SYDNEY (Reuters) – Australian senators will use parliamentary hearings this week to demand accounting firm PricewaterhouseCoopers (PwC) name staff and clients who were in on the “big four” firm’s misuse of confidential government tax plans.

The staff and clients were referenced in a cache of partially redacted emails released amid a scandal over a former partner at PwC who shared confidential information with colleagues on government plans to crack down on tax avoidance by multinational corporations, then used to drum up business.

Acting CEO Kristin Stubbins, who took the job after her predecessor resigned over the scandal earlier this month, on Monday apologised in an open letter and said nine unnamed partners had been directed to take leave.

Labor Senator Deborah O’Neill, who helped release the emails, said PwC’s apology could not be taken seriously and the firm’s letter was “another exercise in cover up.

“They provided a curated list of people forced to have a long holiday,” O’Neill told Reuters late on Monday, ahead of Economics Legislation Committee hearings on Tuesday and Wednesday.

“They established relationships with 14 of the largest multinational companies in the world. I’m determined to get that on the record.”

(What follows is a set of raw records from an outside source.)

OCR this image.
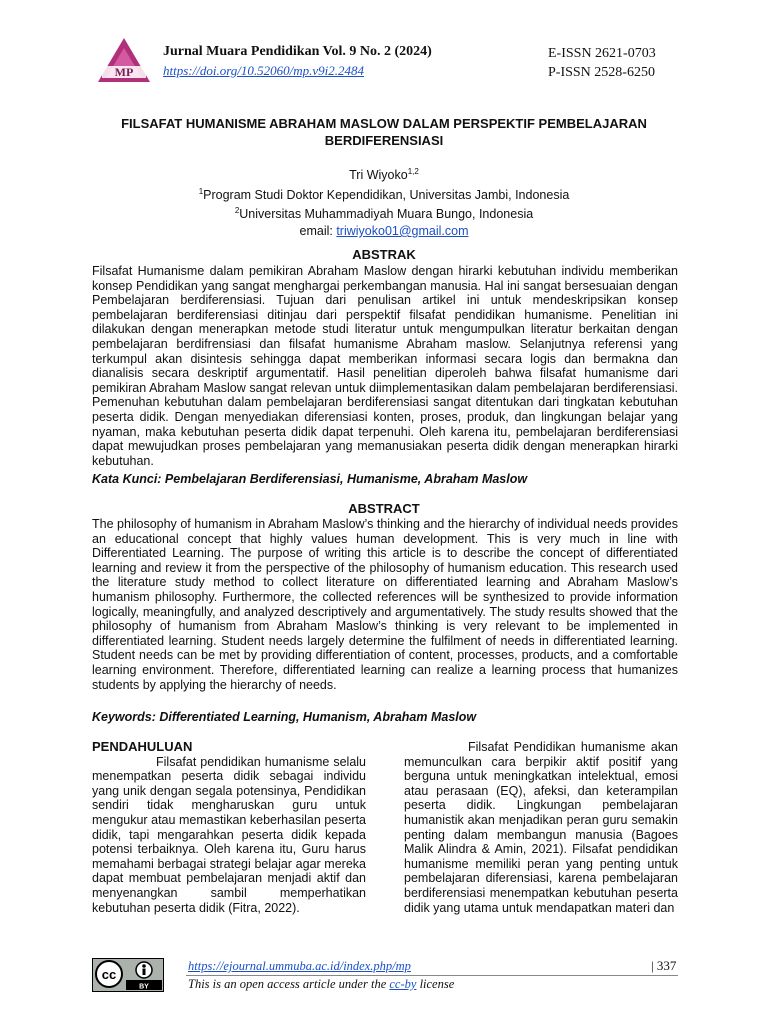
MP
Jurnal Muara Pendidikan Vol. 9 No. 2 (2024)
https://doi.org/10.52060/mp.v9i2.2484
E-ISSN 2621-0703
P-ISSN 2528-6250
FILSAFAT HUMANISME ABRAHAM MASLOW DALAM PERSPEKTIF PEMBELAJARAN
BERDIFERENSIASI
Tri Wiyoko$^{1,2}$
$^1$Program Studi Doktor Kependidikan, Universitas Jambi, Indonesia
$^2$Universitas Muhammadiyah Muara Bungo, Indonesia
email: triwiyoko01@gmail.com
ABSTRAK
Filsafat Humanisme dalam pemikiran Abraham Maslow dengan hirarki kebutuhan individu memberikan konsep Pendidikan yang sangat menghargai perkembangan manusia. Hal ini sangat bersesuaian dengan Pembelajaran berdiferensiasi. Tujuan dari penulisan artikel ini untuk mendeskripsikan konsep pembelajaran berdiferensiasi ditinjau dari perspektif filsafat pendidikan humanisme. Penelitian ini dilakukan dengan menerapkan metode studi literatur untuk mengumpulkan literatur berkaitan dengan pembelajaran berdifrensiasi dan filsafat humanisme Abraham maslow. Selanjutnya referensi yang terkumpul akan disintesis sehingga dapat memberikan informasi secara logis dan bermakna dan dianalisis secara deskriptif argumentatif. Hasil penelitian diperoleh bahwa filsafat humanisme dari pemikiran Abraham Maslow sangat relevan untuk diimplementasikan dalam pembelajaran berdiferensiasi. Pemenuhan kebutuhan dalam pembelajaran berdiferensiasi sangat ditentukan dari tingkatan kebutuhan peserta didik. Dengan menyediakan diferensiasi konten, proses, produk, dan lingkungan belajar yang nyaman, maka kebutuhan peserta didik dapat terpenuhi. Oleh karena itu, pembelajaran berdiferensiasi dapat mewujudkan proses pembelajaran yang memanusiakan peserta didik dengan menerapkan hirarki kebutuhan.
Kata Kunci: Pembelajaran Berdiferensiasi, Humanisme, Abraham Maslow
ABSTRACT
The philosophy of humanism in Abraham Maslow’s thinking and the hierarchy of individual needs provides an educational concept that highly values human development. This is very much in line with Differentiated Learning. The purpose of writing this article is to describe the concept of differentiated learning and review it from the perspective of the philosophy of humanism education. This research used the literature study method to collect literature on differentiated learning and Abraham Maslow’s humanism philosophy. Furthermore, the collected references will be synthesized to provide information logically, meaningfully, and analyzed descriptively and argumentatively. The study results showed that the philosophy of humanism from Abraham Maslow’s thinking is very relevant to be implemented in differentiated learning. Student needs largely determine the fulfilment of needs in differentiated learning. Student needs can be met by providing differentiation of content, processes, products, and a comfortable learning environment. Therefore, differentiated learning can realize a learning process that humanizes students by applying the hierarchy of needs.
Keywords: Differentiated Learning, Humanism, Abraham Maslow
PENDAHULUAN

Filsafat pendidikan humanisme selalu menempatkan peserta didik sebagai individu yang unik dengan segala potensinya, Pendidikan sendiri tidak mengharuskan guru untuk mengukur atau memastikan keberhasilan peserta didik, tapi mengarahkan peserta didik kepada potensi terbaiknya. Oleh karena itu, Guru harus memahami berbagai strategi belajar agar mereka dapat membuat pembelajaran menjadi aktif dan menyenangkan sambil memperhatikan kebutuhan peserta didik (Fitra, 2022).

Filsafat Pendidikan humanisme akan memunculkan cara berpikir aktif positif yang berguna untuk meningkatkan intelektual, emosi atau perasaan (EQ), afeksi, dan keterampilan peserta didik. Lingkungan pembelajaran humanistik akan menjadikan peran guru semakin penting dalam membangun manusia (Bagoes Malik Alindra & Amin, 2021). Filsafat pendidikan humanisme memiliki peran yang penting untuk pembelajaran diferensiasi, karena pembelajaran berdiferensiasi menempatkan kebutuhan peserta didik yang utama untuk mendapatkan materi dan

cc
BY
https://ejournal.ummuba.ac.id/index.php/mp
This is an open access article under the cc-by license
| 337
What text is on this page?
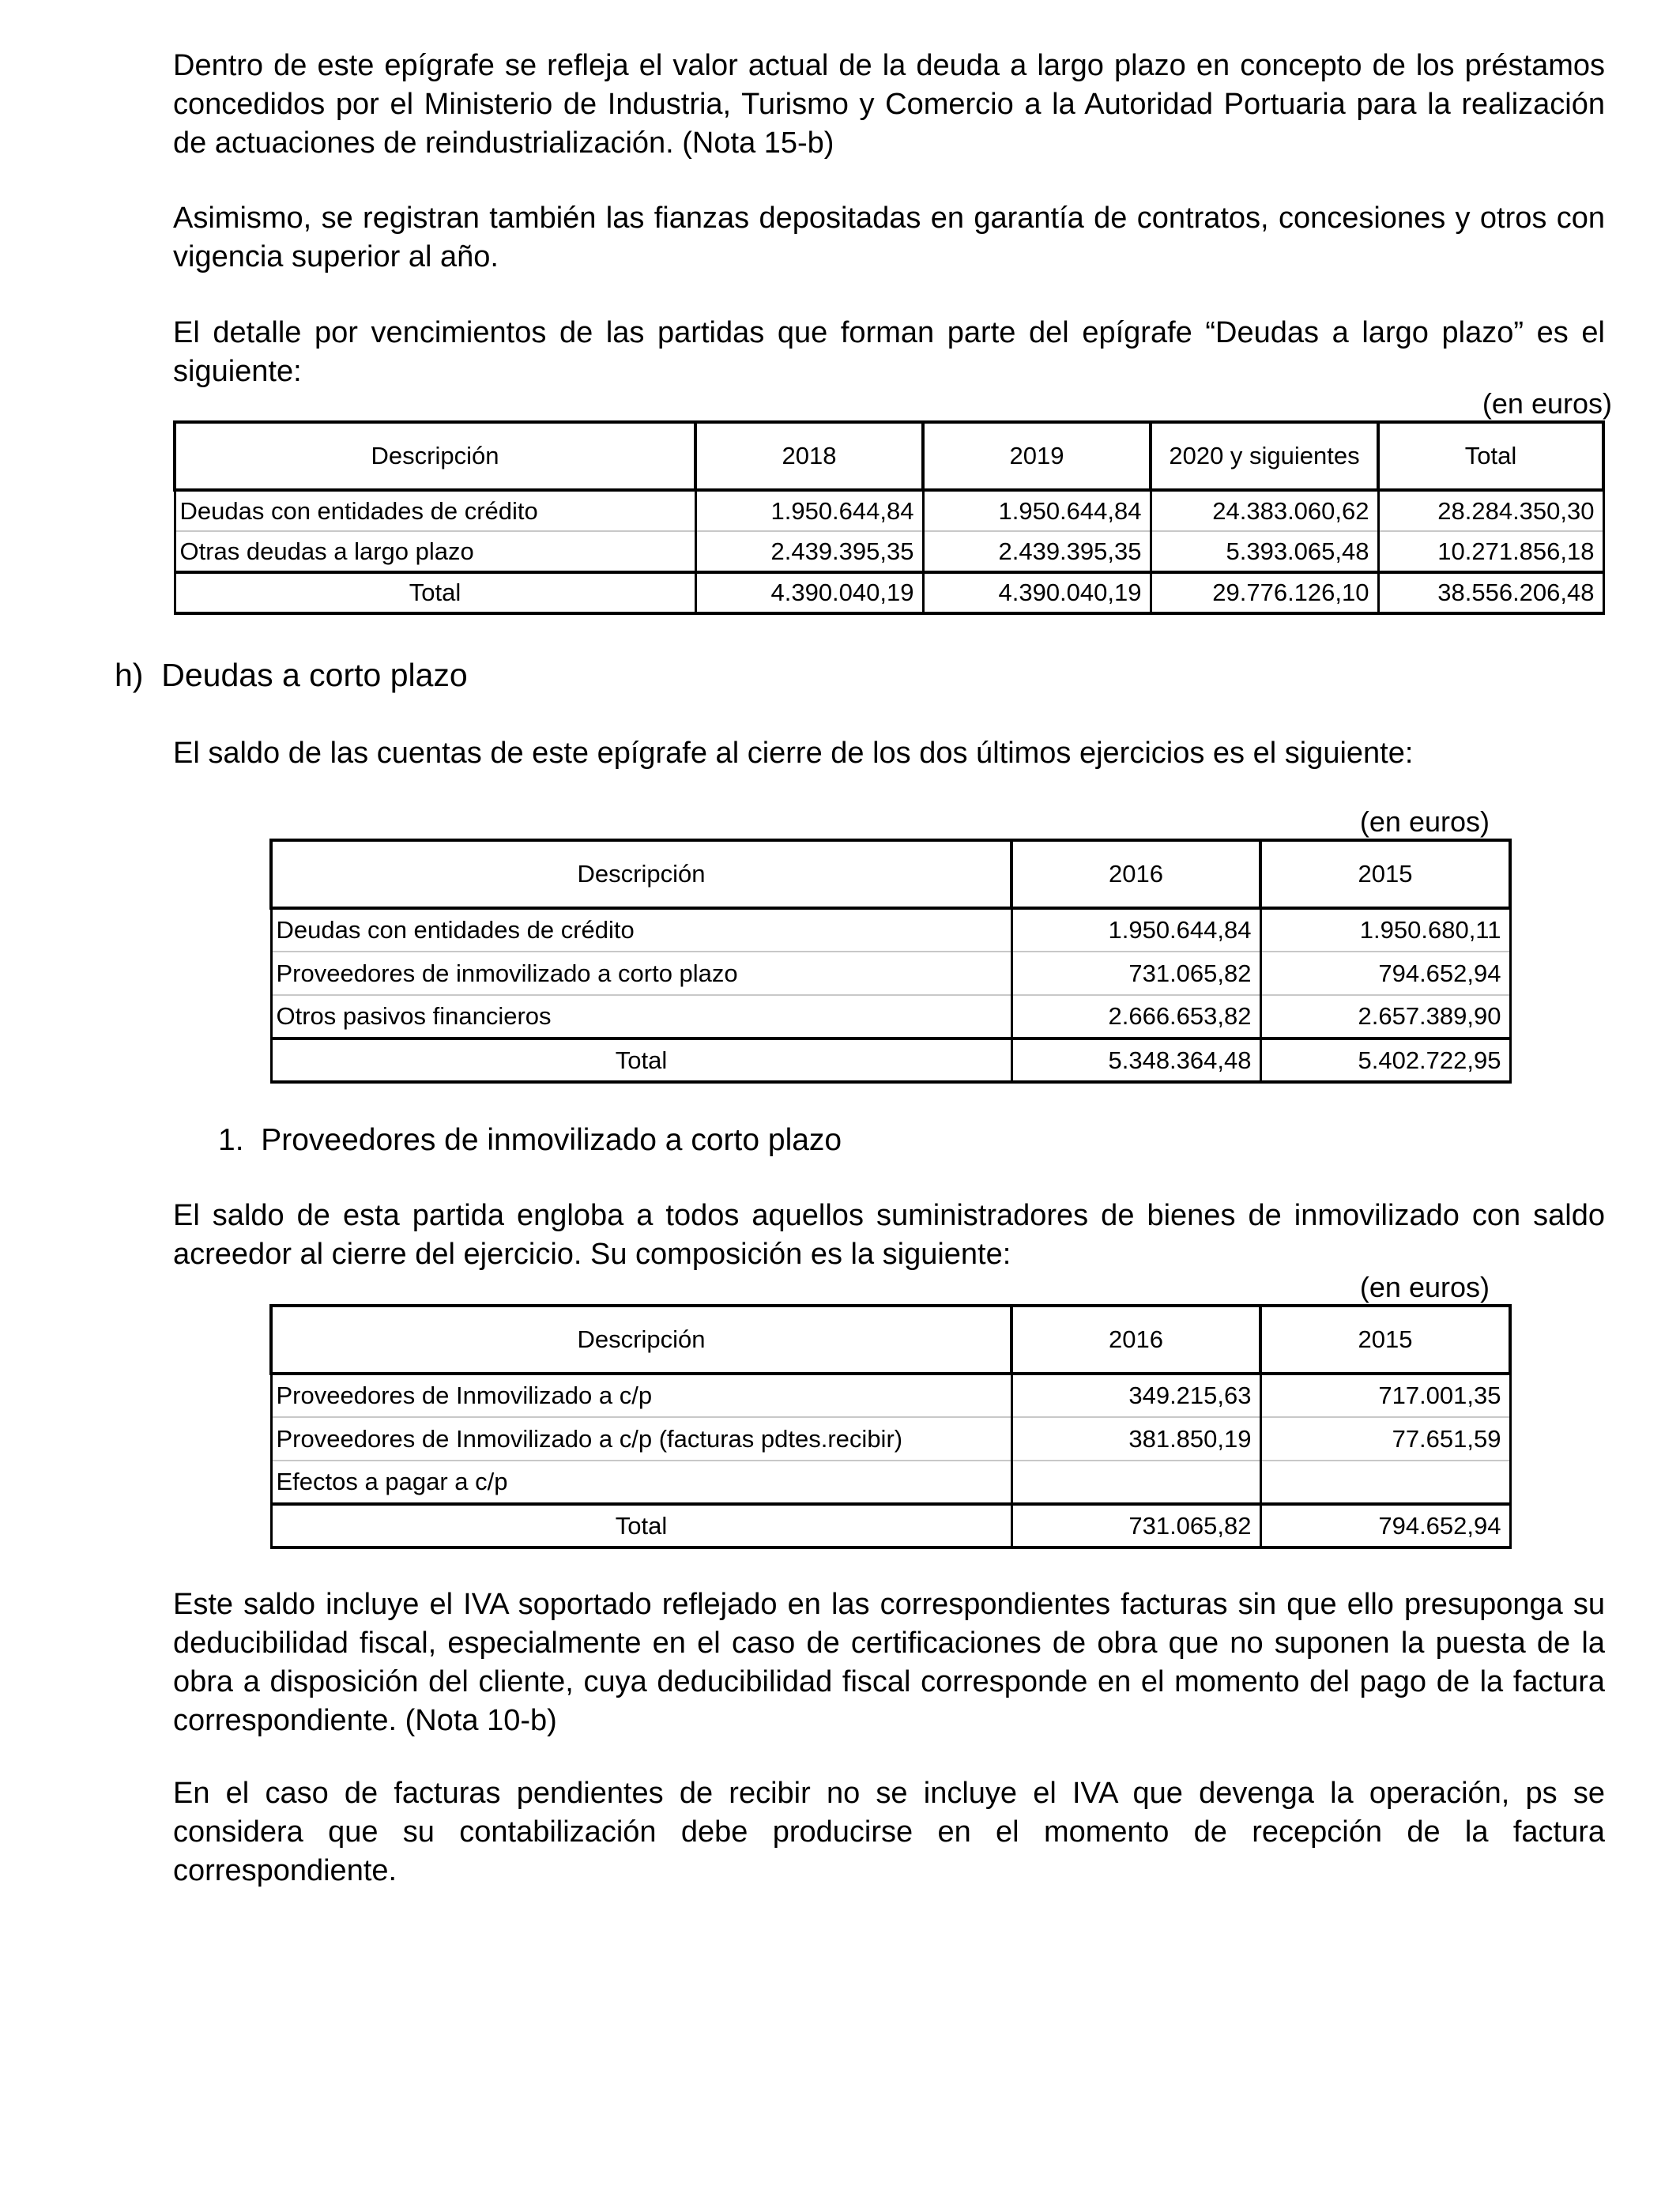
Dentro de este epígrafe se refleja el valor actual de la deuda a largo plazo en concepto de los préstamos concedidos por el Ministerio de Industria, Turismo y Comercio a la Autoridad Portuaria para la realización de actuaciones de reindustrialización. (Nota 15-b)

Asimismo, se registran también las fianzas depositadas en garantía de contratos, concesiones y otros con vigencia superior al año.

El detalle por vencimientos de las partidas que forman parte del epígrafe “Deudas a largo plazo” es el siguiente:

(en euros)
Descripción	2018	2019	2020 y siguientes	Total
Deudas con entidades de crédito	1.950.644,84	1.950.644,84	24.383.060,62	28.284.350,30
Otras deudas a largo plazo	2.439.395,35	2.439.395,35	5.393.065,48	10.271.856,18
Total	4.390.040,19	4.390.040,19	29.776.126,10	38.556.206,48
h) Deudas a corto plazo

El saldo de las cuentas de este epígrafe al cierre de los dos últimos ejercicios es el siguiente:

(en euros)
Descripción	2016	2015
Deudas con entidades de crédito	1.950.644,84	1.950.680,11
Proveedores de inmovilizado a corto plazo	731.065,82	794.652,94
Otros pasivos financieros	2.666.653,82	2.657.389,90
Total	5.348.364,48	5.402.722,95
1. Proveedores de inmovilizado a corto plazo

El saldo de esta partida engloba a todos aquellos suministradores de bienes de inmovilizado con saldo acreedor al cierre del ejercicio. Su composición es la siguiente:

(en euros)
Descripción	2016	2015
Proveedores de Inmovilizado a c/p	349.215,63	717.001,35
Proveedores de Inmovilizado a c/p (facturas pdtes.recibir)	381.850,19	77.651,59
Efectos a pagar a c/p		
Total	731.065,82	794.652,94

Este saldo incluye el IVA soportado reflejado en las correspondientes facturas sin que ello presuponga su deducibilidad fiscal, especialmente en el caso de certificaciones de obra que no suponen la puesta de la obra a disposición del cliente, cuya deducibilidad fiscal corresponde en el momento del pago de la factura correspondiente. (Nota 10-b)

En el caso de facturas pendientes de recibir no se incluye el IVA que devenga la operación, ps se considera que su contabilización debe producirse en el momento de recepción de la factura correspondiente.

In response to a request for comment, PwC Australia pointed to its letter on Monday, where it did not name the dozens of staff referenced in hundreds of partially redacted emails and said the vast majority were not knowingly involved in any confidentiality breach.

No confidential information was used to help clients pay less tax, it said in the statement on Monday.

The cache of emails between 2014 and 2017 discuss how confidential drafts of new rules were used to seek work with U.S. technology companies, among others.

The parliamentary committee will hear from the Australian Tax Office and the Tax Practitioners Board and Treasury, which last week referred the matter to police for a possible criminal investigation.